姜婳蹲下身,望着地上的花瓣,轻声道:“谢欲晚,你为什么要杀司礼?”
她抬起眸,望向对面的青年。
她们之间曾有无数的无视和逃避,上一世的一切最终淹没在一场深冬的水里。
这一世他们之间一直隔着她无数的惶恐与畏惧,在这半年的光阴之中,她们各自发生了许多事情。
但如若真正算起,她们两人甚至从未真正地交谈过一次。
她不如他聪慧,不如他了解这朝中的形势,但是起码在司家这件事情之上,她认为他做的不够完善。
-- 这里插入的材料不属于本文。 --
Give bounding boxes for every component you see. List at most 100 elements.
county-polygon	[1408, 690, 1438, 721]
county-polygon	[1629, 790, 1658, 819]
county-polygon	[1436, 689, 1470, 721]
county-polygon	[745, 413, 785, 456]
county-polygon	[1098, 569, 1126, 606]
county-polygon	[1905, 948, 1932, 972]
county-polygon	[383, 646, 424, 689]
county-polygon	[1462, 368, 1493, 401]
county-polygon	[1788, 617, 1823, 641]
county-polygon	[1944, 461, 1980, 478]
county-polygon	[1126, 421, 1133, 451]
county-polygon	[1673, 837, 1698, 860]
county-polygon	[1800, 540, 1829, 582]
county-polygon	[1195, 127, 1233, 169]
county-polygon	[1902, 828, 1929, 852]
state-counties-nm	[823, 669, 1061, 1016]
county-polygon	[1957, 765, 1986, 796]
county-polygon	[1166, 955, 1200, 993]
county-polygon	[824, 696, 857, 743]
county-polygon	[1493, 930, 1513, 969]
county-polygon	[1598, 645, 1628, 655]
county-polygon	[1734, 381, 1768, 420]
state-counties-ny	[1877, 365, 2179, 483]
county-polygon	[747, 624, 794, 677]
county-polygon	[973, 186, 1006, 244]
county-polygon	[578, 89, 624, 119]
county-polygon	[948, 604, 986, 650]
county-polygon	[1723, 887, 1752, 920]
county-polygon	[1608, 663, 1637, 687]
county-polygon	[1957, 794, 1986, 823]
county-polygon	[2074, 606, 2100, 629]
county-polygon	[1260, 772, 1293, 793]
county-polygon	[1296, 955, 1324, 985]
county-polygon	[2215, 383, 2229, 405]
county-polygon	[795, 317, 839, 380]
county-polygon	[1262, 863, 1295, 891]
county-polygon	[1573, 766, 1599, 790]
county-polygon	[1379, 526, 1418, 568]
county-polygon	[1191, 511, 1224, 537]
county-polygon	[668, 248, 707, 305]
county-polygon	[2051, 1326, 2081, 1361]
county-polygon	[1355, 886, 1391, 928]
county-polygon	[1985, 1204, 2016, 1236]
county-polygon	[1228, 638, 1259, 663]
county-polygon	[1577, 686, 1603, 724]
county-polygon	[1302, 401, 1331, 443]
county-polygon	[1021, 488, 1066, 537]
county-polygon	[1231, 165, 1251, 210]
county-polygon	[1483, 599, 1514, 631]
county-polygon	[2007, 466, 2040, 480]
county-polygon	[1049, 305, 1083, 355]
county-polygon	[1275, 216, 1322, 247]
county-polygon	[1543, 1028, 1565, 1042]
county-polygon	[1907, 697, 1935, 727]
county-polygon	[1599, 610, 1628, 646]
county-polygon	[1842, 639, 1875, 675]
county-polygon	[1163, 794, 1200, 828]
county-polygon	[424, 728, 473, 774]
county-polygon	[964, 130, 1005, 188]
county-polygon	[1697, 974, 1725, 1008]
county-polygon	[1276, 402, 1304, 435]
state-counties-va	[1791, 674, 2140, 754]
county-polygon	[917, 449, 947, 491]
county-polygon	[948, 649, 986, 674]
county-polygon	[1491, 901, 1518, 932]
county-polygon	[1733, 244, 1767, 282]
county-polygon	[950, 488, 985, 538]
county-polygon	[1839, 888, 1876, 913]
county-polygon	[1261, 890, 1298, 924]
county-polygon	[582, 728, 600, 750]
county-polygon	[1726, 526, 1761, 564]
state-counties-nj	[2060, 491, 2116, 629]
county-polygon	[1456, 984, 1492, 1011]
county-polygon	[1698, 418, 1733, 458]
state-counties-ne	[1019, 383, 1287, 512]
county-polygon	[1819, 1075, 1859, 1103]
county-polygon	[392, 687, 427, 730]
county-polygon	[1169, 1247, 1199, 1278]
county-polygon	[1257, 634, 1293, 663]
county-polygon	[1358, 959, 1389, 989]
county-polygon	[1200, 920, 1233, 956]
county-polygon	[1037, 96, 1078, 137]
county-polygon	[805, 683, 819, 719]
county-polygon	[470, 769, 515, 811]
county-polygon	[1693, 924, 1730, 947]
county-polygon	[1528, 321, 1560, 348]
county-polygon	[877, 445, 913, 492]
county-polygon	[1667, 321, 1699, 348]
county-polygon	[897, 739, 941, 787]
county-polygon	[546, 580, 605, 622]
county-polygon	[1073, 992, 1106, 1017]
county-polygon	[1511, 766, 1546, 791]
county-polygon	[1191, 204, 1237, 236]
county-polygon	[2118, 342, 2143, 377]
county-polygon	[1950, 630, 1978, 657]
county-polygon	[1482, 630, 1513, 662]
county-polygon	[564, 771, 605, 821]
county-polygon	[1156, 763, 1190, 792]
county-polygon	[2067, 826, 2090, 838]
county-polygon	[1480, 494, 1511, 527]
谢欲晚将手中的野栀子放在她为他带来的那件干净的雪袍上。
对于司礼,他无从谈起。
为什么要杀了司礼?
因为那从寒门一步一步爬上来的数十位学子,死在人生最得意之时,尚未金榜题名,已成毒下鬼魂。
可即便如此,他亦可以再谋划一番。
司家对于天子而言,只是一柄刀。
虽算助力,但并非无可替代。
只要他为天子寻到一把更好用的刀,司家便是天子能够随意放弃的存在。
他的确也寻得到。
甚至,他本身,对于天子而言,就是最好的一把刀。
在那金碧辉煌的大殿之上,他长身玉立,抬头遥望皇座之上的天子。
天子苍白着脸,浑身都透着日日殚心竭虑的孱弱。
那时他在想什么呢?
其实也没想什么,就是想起从前。
想起天子还不是天子,他还不是丞相之时,想起那日宫殿的屋顶之上,繁星璀璨,万家灯火。
上一世直到许久之后,他才发现了有一些事情的端倪。
只是那时一些事情已经只剩蛛丝马迹,他日日处理朝中事务,实在繁忙。
直至这一世,当那些端倪重现在眼前。
他才恍若他对友人曾付诸的信任,不过云烟。
他那日望着金碧辉煌的大殿,看着那方象征着至高权势的龙椅。
在这如出一辙的宏伟和浩瀚之中,龙座上孱弱的身影是如此渺小。
所以他杀司礼到底是为了什么呢?
......因为远山寺那柄射|向少女的寒箭。
司礼是一个不同于姜禹的疯子,只是因为她砸了那一方玉,他便能够下如此狠手。
在司礼眼中,她只如蜉蝣。
他不能放任司礼这样的人在她身边。
司礼死的那一刻,他正在皇宫之中,同天子遥望着。
他忍耐了许久,才在上马车的那一刻,屈身呕吐。
马车颠簸起来,毛毯很快就被血染红了,他垂眸休憩了许久。